I've actually had to deal with the temptation of Tea Party activists going all Perot on us and ensuring another four years of the disasterous Barack Obama. Dan Quayle argues that going third party over the Democrats' outrageous behavior would just ensure we get even more of it:
The emergence of official tea party candidates would be very welcome news in the Obama White House. All at once, a powerful and energetic counterweight to the Democratic establishment would become a splinter group, destroying the unified opposition it has helped to create. A potential electoral majority on the threshold of victory would become two minority factions almost certain to share in defeat, and a movement inspired to stop the big-government agenda would suddenly become its tool.

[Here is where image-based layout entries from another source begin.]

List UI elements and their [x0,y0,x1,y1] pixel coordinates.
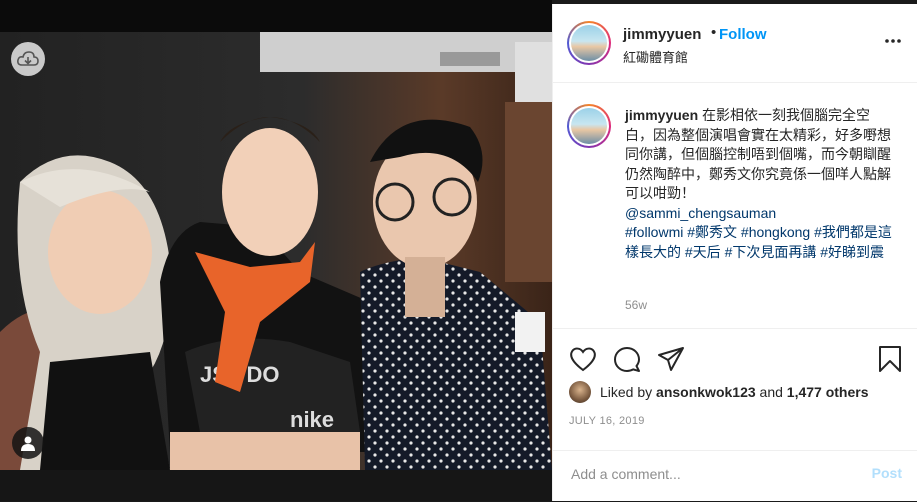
likes-prefix: Liked by [600,384,653,400]
photo-illustration: JST DO nike [0,32,552,470]
post-header: jimmyyuen • Follow 紅磡體育館 [553,4,917,83]
post-side-panel: jimmyyuen • Follow 紅磡體育館 jimmyyuen 在影相依一… [552,4,917,501]
caption-hashtags[interactable]: #followmi #鄭秀文 #hongkong #我們都是這樣長大的 #天后 … [625,224,892,260]
download-button[interactable] [11,42,45,76]
backdrop-top [0,0,552,32]
likes-others[interactable]: 1,477 others [787,384,869,400]
post-comment-button[interactable]: Post [872,465,902,481]
likes-summary: Liked by ansonkwok123 and 1,477 others [569,381,869,403]
share-icon[interactable] [657,346,685,372]
author-username[interactable]: jimmyyuen [623,26,701,43]
post-photo[interactable]: JST DO nike [0,32,552,470]
caption-timestamp[interactable]: 56w [625,298,647,312]
user-tags-button[interactable] [12,427,44,459]
cloud-download-icon [17,51,39,66]
caption-username[interactable]: jimmyyuen [625,107,698,123]
liker-avatar[interactable] [569,381,591,403]
post-location[interactable]: 紅磡體育館 [623,47,688,66]
caption-text: jimmyyuen 在影相依一刻我個腦完全空白，因為整個演唱會實在太精彩，好多嘢… [625,106,893,262]
backdrop-bottom [0,470,552,501]
caption-mention[interactable]: @sammi_chengsauman [625,205,776,221]
heart-icon[interactable] [569,346,597,372]
author-avatar[interactable] [567,21,611,65]
caption-avatar[interactable] [567,104,611,148]
more-icon[interactable] [884,38,902,44]
caption-section: jimmyyuen 在影相依一刻我個腦完全空白，因為整個演唱會實在太精彩，好多嘢… [553,82,917,328]
user-tag-icon [21,436,35,451]
liker-username[interactable]: ansonkwok123 [656,384,756,400]
post-date[interactable]: JULY 16, 2019 [569,415,645,427]
svg-text:nike: nike [290,407,334,432]
actions-section: Liked by ansonkwok123 and 1,477 others J… [553,328,917,449]
bookmark-icon[interactable] [878,345,902,373]
comment-box: Post [553,450,917,502]
comment-input[interactable] [569,465,843,483]
comment-icon[interactable] [613,346,641,374]
likes-middle: and [759,384,783,400]
follow-button[interactable]: Follow [719,26,767,43]
separator-dot: • [711,24,717,41]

As I've often explained to third party advocates, our system does not support anything other than two strong political parties, unlike the parliamentary system which allows for all sorts of coalitions of tiny groups. Love it or hate it, our form of democracy, our system of elections, supports voting between two ideologies, usually well-defined. Without exception, any time a third party has reared its head in American elections, it has resulted in the triumph of an also-ran who was less popular. It happened when Teddy Roosevelt ran in 1912, giving us the disasterous Woodrow Wilson. It happened in 1992 when Ross Perot's in-again-out-again campaign gave us Bill Clinton. And it would most assuredly give us Barack Obama in 2012 (why does this always benefit Democrats?). Tea Party supporters would do better to help elect a Republican rather than sink him (or her).